Saturday, September 29, 2012

Location, Location, Location

Emboldened by the anonymous comments of a couple of readers, I've decided to inudate the site with even more rambling information about fall gardening in Arizona. (Emboldened, inudate: How's that for some 25 cent words?) Today's ramblings: How to pick where to plant your vegis.

As best as I can tell (remember, I'm still new to this too!), there are three things you need to worry about when figuring out where to plant your vegis:
  1. What was planted in that spot before? From what I've read, if you plant the same plant (or the plants from the same family) in the same spot too many years in a row, you increase the chance of disease. (Since I'm pretty new to all of this, I don't have to worry about that too much.) There's also the issue of putting a "heavy feeder" (something that saps the nutrients from the soil) in the same spot where another heavy feeder was just planted. For instance, I'm told that planting an artichoke in the same spot where you just pulled out some corn is a big no-no, because there just won't be enough nutrients left in the soil for the artichoke. (I have to wonder if adding a bunch of compost or something to the soil will help you get around this particular requirement.)
  2. How much sun does the spot get?
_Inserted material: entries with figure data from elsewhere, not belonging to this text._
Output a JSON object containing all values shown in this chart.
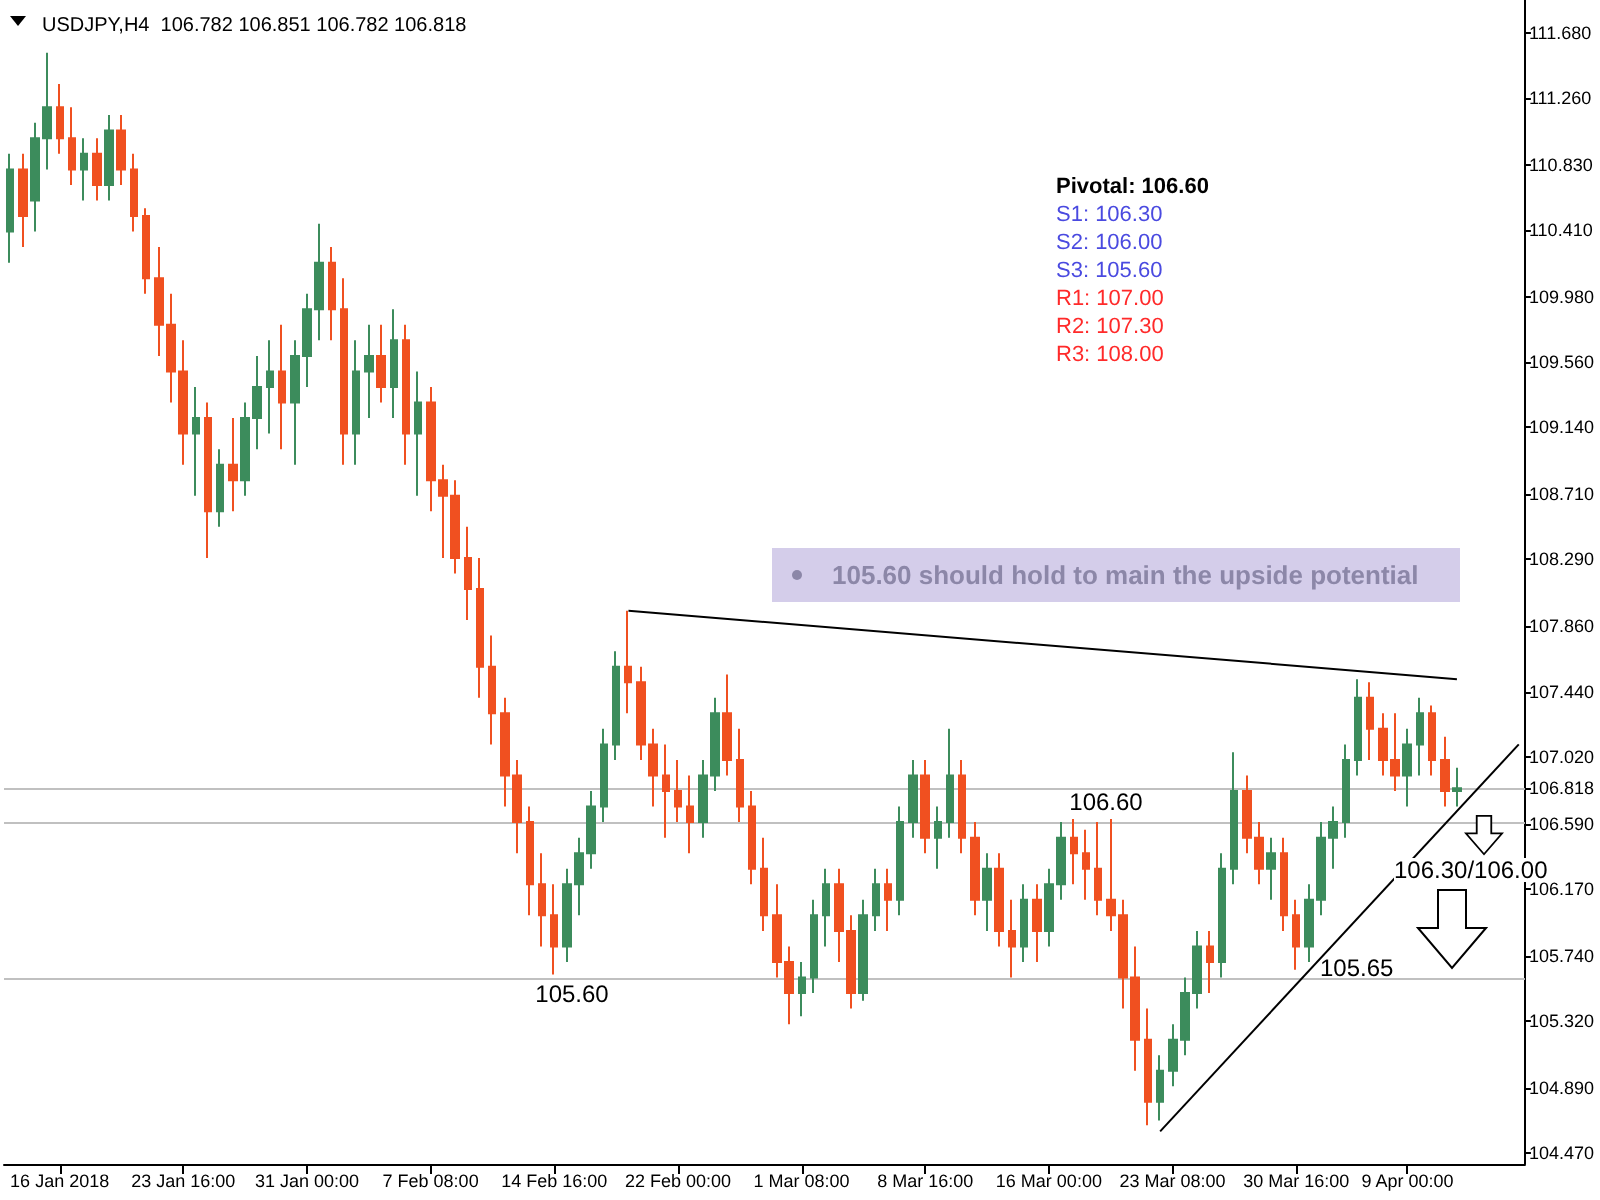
{
  "chart_data": {
    "type": "candlestick",
    "title": "USDJPY,H4  106.782 106.851 106.782 106.818",
    "categories": [
      null,
      null,
      null,
      null,
      "16 Jan 2018",
      null,
      null,
      null,
      null,
      null,
      null,
      null,
      null,
      null,
      "23 Jan 16:00",
      null,
      null,
      null,
      null,
      null,
      null,
      null,
      null,
      null,
      "31 Jan 00:00",
      null,
      null,
      null,
      null,
      null,
      null,
      null,
      null,
      null,
      "7 Feb 08:00",
      null,
      null,
      null,
      null,
      null,
      null,
      null,
      null,
      null,
      "14 Feb 16:00",
      null,
      null,
      null,
      null,
      null,
      null,
      null,
      null,
      null,
      "22 Feb 00:00",
      null,
      null,
      null,
      null,
      null,
      null,
      null,
      null,
      null,
      "1 Mar 08:00",
      null,
      null,
      null,
      null,
      null,
      null,
      null,
      null,
      null,
      "8 Mar 16:00",
      null,
      null,
      null,
      null,
      null,
      null,
      null,
      null,
      null,
      "16 Mar 00:00",
      null,
      null,
      null,
      null,
      null,
      null,
      null,
      null,
      null,
      "23 Mar 08:00",
      null,
      null,
      null,
      null,
      null,
      null,
      null,
      null,
      null,
      "30 Mar 16:00",
      null,
      null,
      null,
      null,
      null,
      null,
      null,
      null,
      "9 Apr 00:00",
      null,
      null,
      null,
      null,
      null,
      null,
      null,
      null,
      null
    ],
    "ohlc": [
      [
        110.4,
        110.9,
        110.2,
        110.8
      ],
      [
        110.8,
        110.9,
        110.3,
        110.5
      ],
      [
        110.6,
        111.1,
        110.4,
        111.0
      ],
      [
        111.0,
        111.55,
        110.8,
        111.2
      ],
      [
        111.2,
        111.35,
        110.9,
        111.0
      ],
      [
        111.0,
        111.2,
        110.7,
        110.8
      ],
      [
        110.8,
        111.0,
        110.6,
        110.9
      ],
      [
        110.9,
        111.0,
        110.6,
        110.7
      ],
      [
        110.7,
        111.15,
        110.6,
        111.05
      ],
      [
        111.05,
        111.15,
        110.7,
        110.8
      ],
      [
        110.8,
        110.9,
        110.4,
        110.5
      ],
      [
        110.5,
        110.55,
        110.0,
        110.1
      ],
      [
        110.1,
        110.3,
        109.6,
        109.8
      ],
      [
        109.8,
        110.0,
        109.3,
        109.5
      ],
      [
        109.5,
        109.7,
        108.9,
        109.1
      ],
      [
        109.1,
        109.4,
        108.7,
        109.2
      ],
      [
        109.2,
        109.3,
        108.3,
        108.6
      ],
      [
        108.6,
        109.0,
        108.5,
        108.9
      ],
      [
        108.9,
        109.2,
        108.6,
        108.8
      ],
      [
        108.8,
        109.3,
        108.7,
        109.2
      ],
      [
        109.2,
        109.6,
        109.0,
        109.4
      ],
      [
        109.4,
        109.7,
        109.1,
        109.5
      ],
      [
        109.5,
        109.8,
        109.0,
        109.3
      ],
      [
        109.3,
        109.7,
        108.9,
        109.6
      ],
      [
        109.6,
        110.0,
        109.4,
        109.9
      ],
      [
        109.9,
        110.45,
        109.7,
        110.2
      ],
      [
        110.2,
        110.3,
        109.7,
        109.9
      ],
      [
        109.9,
        110.1,
        108.9,
        109.1
      ],
      [
        109.1,
        109.7,
        108.9,
        109.5
      ],
      [
        109.5,
        109.8,
        109.2,
        109.6
      ],
      [
        109.6,
        109.8,
        109.3,
        109.4
      ],
      [
        109.4,
        109.9,
        109.2,
        109.7
      ],
      [
        109.7,
        109.8,
        108.9,
        109.1
      ],
      [
        109.1,
        109.5,
        108.7,
        109.3
      ],
      [
        109.3,
        109.4,
        108.6,
        108.8
      ],
      [
        108.8,
        108.9,
        108.3,
        108.7
      ],
      [
        108.7,
        108.8,
        108.2,
        108.3
      ],
      [
        108.3,
        108.5,
        107.9,
        108.1
      ],
      [
        108.1,
        108.3,
        107.4,
        107.6
      ],
      [
        107.6,
        107.8,
        107.1,
        107.3
      ],
      [
        107.3,
        107.4,
        106.7,
        106.9
      ],
      [
        106.9,
        107.0,
        106.4,
        106.6
      ],
      [
        106.6,
        106.7,
        106.0,
        106.2
      ],
      [
        106.2,
        106.4,
        105.8,
        106.0
      ],
      [
        106.0,
        106.2,
        105.62,
        105.8
      ],
      [
        105.8,
        106.3,
        105.7,
        106.2
      ],
      [
        106.2,
        106.5,
        106.0,
        106.4
      ],
      [
        106.4,
        106.8,
        106.3,
        106.7
      ],
      [
        106.7,
        107.2,
        106.6,
        107.1
      ],
      [
        107.1,
        107.7,
        107.0,
        107.6
      ],
      [
        107.6,
        107.96,
        107.3,
        107.5
      ],
      [
        107.5,
        107.6,
        107.0,
        107.1
      ],
      [
        107.1,
        107.2,
        106.7,
        106.9
      ],
      [
        106.9,
        107.1,
        106.5,
        106.8
      ],
      [
        106.8,
        107.0,
        106.6,
        106.7
      ],
      [
        106.7,
        106.9,
        106.4,
        106.6
      ],
      [
        106.6,
        107.0,
        106.5,
        106.9
      ],
      [
        106.9,
        107.4,
        106.8,
        107.3
      ],
      [
        107.3,
        107.55,
        106.9,
        107.0
      ],
      [
        107.0,
        107.2,
        106.6,
        106.7
      ],
      [
        106.7,
        106.8,
        106.2,
        106.3
      ],
      [
        106.3,
        106.5,
        105.9,
        106.0
      ],
      [
        106.0,
        106.2,
        105.6,
        105.7
      ],
      [
        105.7,
        105.8,
        105.3,
        105.5
      ],
      [
        105.5,
        105.7,
        105.35,
        105.6
      ],
      [
        105.6,
        106.1,
        105.5,
        106.0
      ],
      [
        106.0,
        106.3,
        105.8,
        106.2
      ],
      [
        106.2,
        106.3,
        105.7,
        105.9
      ],
      [
        105.9,
        106.0,
        105.4,
        105.5
      ],
      [
        105.5,
        106.1,
        105.45,
        106.0
      ],
      [
        106.0,
        106.3,
        105.9,
        106.2
      ],
      [
        106.2,
        106.3,
        105.9,
        106.1
      ],
      [
        106.1,
        106.7,
        106.0,
        106.6
      ],
      [
        106.6,
        107.0,
        106.5,
        106.9
      ],
      [
        106.9,
        107.0,
        106.4,
        106.5
      ],
      [
        106.5,
        106.7,
        106.3,
        106.6
      ],
      [
        106.6,
        107.2,
        106.5,
        106.9
      ],
      [
        106.9,
        107.0,
        106.4,
        106.5
      ],
      [
        106.5,
        106.6,
        106.0,
        106.1
      ],
      [
        106.1,
        106.4,
        105.9,
        106.3
      ],
      [
        106.3,
        106.4,
        105.8,
        105.9
      ],
      [
        105.9,
        106.1,
        105.6,
        105.8
      ],
      [
        105.8,
        106.2,
        105.7,
        106.1
      ],
      [
        106.1,
        106.2,
        105.7,
        105.9
      ],
      [
        105.9,
        106.3,
        105.8,
        106.2
      ],
      [
        106.2,
        106.6,
        106.1,
        106.5
      ],
      [
        106.5,
        106.62,
        106.2,
        106.4
      ],
      [
        106.4,
        106.55,
        106.1,
        106.3
      ],
      [
        106.3,
        106.6,
        106.0,
        106.1
      ],
      [
        106.1,
        106.62,
        105.9,
        106.0
      ],
      [
        106.0,
        106.1,
        105.4,
        105.6
      ],
      [
        105.6,
        105.8,
        105.0,
        105.2
      ],
      [
        105.2,
        105.4,
        104.65,
        104.8
      ],
      [
        104.8,
        105.1,
        104.68,
        105.0
      ],
      [
        105.0,
        105.3,
        104.9,
        105.2
      ],
      [
        105.2,
        105.6,
        105.1,
        105.5
      ],
      [
        105.5,
        105.9,
        105.4,
        105.8
      ],
      [
        105.8,
        105.9,
        105.5,
        105.7
      ],
      [
        105.7,
        106.4,
        105.6,
        106.3
      ],
      [
        106.3,
        107.05,
        106.2,
        106.8
      ],
      [
        106.8,
        106.9,
        106.4,
        106.5
      ],
      [
        106.5,
        106.6,
        106.2,
        106.3
      ],
      [
        106.3,
        106.5,
        106.1,
        106.4
      ],
      [
        106.4,
        106.5,
        105.9,
        106.0
      ],
      [
        106.0,
        106.1,
        105.65,
        105.8
      ],
      [
        105.8,
        106.2,
        105.7,
        106.1
      ],
      [
        106.1,
        106.6,
        106.0,
        106.5
      ],
      [
        106.5,
        106.7,
        106.3,
        106.6
      ],
      [
        106.6,
        107.1,
        106.5,
        107.0
      ],
      [
        107.0,
        107.52,
        106.9,
        107.4
      ],
      [
        107.4,
        107.5,
        107.0,
        107.2
      ],
      [
        107.2,
        107.3,
        106.9,
        107.0
      ],
      [
        107.0,
        107.3,
        106.8,
        106.9
      ],
      [
        106.9,
        107.2,
        106.7,
        107.1
      ],
      [
        107.1,
        107.4,
        106.9,
        107.3
      ],
      [
        107.3,
        107.35,
        106.9,
        107.0
      ],
      [
        107.0,
        107.15,
        106.7,
        106.8
      ],
      [
        106.8,
        106.95,
        106.7,
        106.818
      ],
      null,
      null,
      null,
      null,
      null
    ],
    "colors": [
      "#3c8c5c",
      "#f05020",
      "#3c8c5c",
      "#3c8c5c",
      "#f05020",
      "#f05020",
      "#3c8c5c",
      "#f05020",
      "#3c8c5c",
      "#f05020",
      "#f05020",
      "#f05020",
      "#f05020",
      "#f05020",
      "#f05020",
      "#3c8c5c",
      "#f05020",
      "#3c8c5c",
      "#f05020",
      "#3c8c5c",
      "#3c8c5c",
      "#3c8c5c",
      "#f05020",
      "#3c8c5c",
      "#3c8c5c",
      "#3c8c5c",
      "#f05020",
      "#f05020",
      "#3c8c5c",
      "#3c8c5c",
      "#f05020",
      "#3c8c5c",
      "#f05020",
      "#3c8c5c",
      "#f05020",
      "#f05020",
      "#f05020",
      "#f05020",
      "#f05020",
      "#f05020",
      "#f05020",
      "#f05020",
      "#f05020",
      "#f05020",
      "#f05020",
      "#3c8c5c",
      "#3c8c5c",
      "#3c8c5c",
      "#3c8c5c",
      "#3c8c5c",
      "#f05020",
      "#f05020",
      "#f05020",
      "#f05020",
      "#f05020",
      "#f05020",
      "#3c8c5c",
      "#3c8c5c",
      "#f05020",
      "#f05020",
      "#f05020",
      "#f05020",
      "#f05020",
      "#f05020",
      "#3c8c5c",
      "#3c8c5c",
      "#3c8c5c",
      "#f05020",
      "#f05020",
      "#3c8c5c",
      "#3c8c5c",
      "#f05020",
      "#3c8c5c",
      "#3c8c5c",
      "#f05020",
      "#3c8c5c",
      "#3c8c5c",
      "#f05020",
      "#f05020",
      "#3c8c5c",
      "#f05020",
      "#f05020",
      "#3c8c5c",
      "#f05020",
      "#3c8c5c",
      "#3c8c5c",
      "#f05020",
      "#f05020",
      "#f05020",
      "#f05020",
      "#f05020",
      "#f05020",
      "#f05020",
      "#3c8c5c",
      "#3c8c5c",
      "#3c8c5c",
      "#3c8c5c",
      "#f05020",
      "#3c8c5c",
      "#3c8c5c",
      "#f05020",
      "#f05020",
      "#3c8c5c",
      "#f05020",
      "#f05020",
      "#3c8c5c",
      "#3c8c5c",
      "#3c8c5c",
      "#3c8c5c",
      "#3c8c5c",
      "#f05020",
      "#f05020",
      "#f05020",
      "#3c8c5c",
      "#3c8c5c",
      "#f05020",
      "#f05020",
      "#3c8c5c",
      null,
      null,
      null,
      null,
      null
    ],
    "series": [
      {
        "type": "line",
        "color": "#000000",
        "values": [
          null,
          null,
          null,
          null,
          null,
          null,
          null,
          null,
          null,
          null,
          null,
          null,
          null,
          null,
          null,
          null,
          null,
          null,
          null,
          null,
          null,
          null,
          null,
          null,
          null,
          null,
          null,
          null,
          null,
          null,
          null,
          null,
          null,
          null,
          null,
          null,
          null,
          null,
          null,
          null,
          null,
          null,
          null,
          null,
          null,
          null,
          null,
          null,
          null,
          null,
          107.96,
          null,
          null,
          null,
          null,
          null,
          null,
          null,
          null,
          null,
          null,
          null,
          null,
          null,
          null,
          null,
          null,
          null,
          null,
          null,
          null,
          null,
          null,
          null,
          null,
          null,
          null,
          null,
          null,
          null,
          null,
          null,
          null,
          null,
          null,
          null,
          null,
          null,
          null,
          null,
          null,
          null,
          null,
          null,
          null,
          null,
          null,
          null,
          null,
          null,
          null,
          null,
          null,
          null,
          null,
          null,
          null,
          null,
          null,
          null,
          null,
          null,
          null,
          null,
          null,
          null,
          null,
          107.52,
          null,
          null,
          null,
          null,
          null
        ]
      },
      {
        "type": "line",
        "color": "#000000",
        "values": [
          null,
          null,
          null,
          null,
          null,
          null,
          null,
          null,
          null,
          null,
          null,
          null,
          null,
          null,
          null,
          null,
          null,
          null,
          null,
          null,
          null,
          null,
          null,
          null,
          null,
          null,
          null,
          null,
          null,
          null,
          null,
          null,
          null,
          null,
          null,
          null,
          null,
          null,
          null,
          null,
          null,
          null,
          null,
          null,
          null,
          null,
          null,
          null,
          null,
          null,
          null,
          null,
          null,
          null,
          null,
          null,
          null,
          null,
          null,
          null,
          null,
          null,
          null,
          null,
          null,
          null,
          null,
          null,
          null,
          null,
          null,
          null,
          null,
          null,
          null,
          null,
          null,
          null,
          null,
          null,
          null,
          null,
          null,
          null,
          null,
          null,
          null,
          null,
          null,
          null,
          null,
          null,
          null,
          104.61,
          null,
          null,
          null,
          null,
          null,
          null,
          null,
          null,
          null,
          null,
          null,
          null,
          null,
          null,
          null,
          null,
          null,
          null,
          null,
          null,
          null,
          null,
          null,
          null,
          null,
          null,
          null,
          null,
          107.1
        ]
      }
    ],
    "marker": "none",
    "ylim": [
      104.4,
      111.89
    ],
    "yticks": [
      {
        "value": 104.47,
        "label": "104.470"
      },
      {
        "value": 104.89,
        "label": "104.890"
      },
      {
        "value": 105.32,
        "label": "105.320"
      },
      {
        "value": 105.74,
        "label": "105.740"
      },
      {
        "value": 106.17,
        "label": "106.170"
      },
      {
        "value": 106.59,
        "label": "106.590"
      },
      {
        "value": 106.818,
        "label": "106.818"
      },
      {
        "value": 107.02,
        "label": "107.020"
      },
      {
        "value": 107.44,
        "label": "107.440"
      },
      {
        "value": 107.86,
        "label": "107.860"
      },
      {
        "value": 108.29,
        "label": "108.290"
      },
      {
        "value": 108.71,
        "label": "108.710"
      },
      {
        "value": 109.14,
        "label": "109.140"
      },
      {
        "value": 109.56,
        "label": "109.560"
      },
      {
        "value": 109.98,
        "label": "109.980"
      },
      {
        "value": 110.41,
        "label": "110.410"
      },
      {
        "value": 110.83,
        "label": "110.830"
      },
      {
        "value": 111.26,
        "label": "111.260"
      },
      {
        "value": 111.68,
        "label": "111.680"
      }
    ],
    "ref_lines": [
      {
        "axis": "y",
        "value": 106.6,
        "label": "106.60",
        "color": "#c0c0c0"
      },
      {
        "axis": "y",
        "value": 105.6,
        "label": "105.60",
        "color": "#c0c0c0"
      },
      {
        "axis": "y",
        "value": 106.818,
        "color": "#c0c0c0"
      }
    ],
    "annotations": [
      "Pivotal: 106.60",
      "S1: 106.30",
      "S2: 106.00",
      "S3: 105.60",
      "R1: 107.00",
      "R2: 107.30",
      "R3: 108.00",
      "105.60 should hold to main the upside potential",
      "106.30/106.00",
      "105.65"
    ],
    "grid": false
  }
}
Can you believe it? We actually have to worry about getting enough sun in Arizona? Surprises me too, but it's really something you have to worry about--particularly in the non-summer months. For instance, I planted some peas against the west wall of my house recently, and they were a total bust. They slowly turned from green, to yellow, to white--probably because they were getting too much afternoon shade from the house. I still think that spot is a keeper for the summer months when you have to worry about your vegis getting prematurely cooked in the heat, but for the fall, I think I'll let that spot rest.
  3. What plants are going to be planted around it? This is the most complicated part. For those who want to do more reading, google "companion planting" for your plant of choice. Basically, some plants make good neighbors. Beans and corn are a classic example of this. The beans add nitrogen to the soil, and the corn takes the nitrogen from the soil. The beans need something to grow up, and the corn makes a perfect support. It's a great symbotic relationship. (There I go with the 25 cent words again.) On the flip side, there are other plants that absolutely should not be planted together, either because they compete for the same nutrients, or because they adversely affect each other's flavors, or because one plant attracts pests that are problematic to the other. Lucky for me, most of the plants I wanted to put in this fall seem to work well together, but I did have to separate the peas and garlic in my plans because apparently they don't play nice together.
When it comes to companion planting, I find that I have to make myself a spreadsheet to keep track of it all. Here's the one I cooked up when I was doing my fall planning this year. I'm not sure that the list of dos and don'ts are complete, because I really only wrote down the plants I was interested in planting this year, but hopefully it will at least be a good start for some of you.

So there you go. That's pretty much everything I can think of when it comes to picking a location for your vegis. Happy planting!

P.S. Thank you to the anonymous readers who have sent me emails about the site and encouraged me to post more. It really and truly makes my day to get your comments.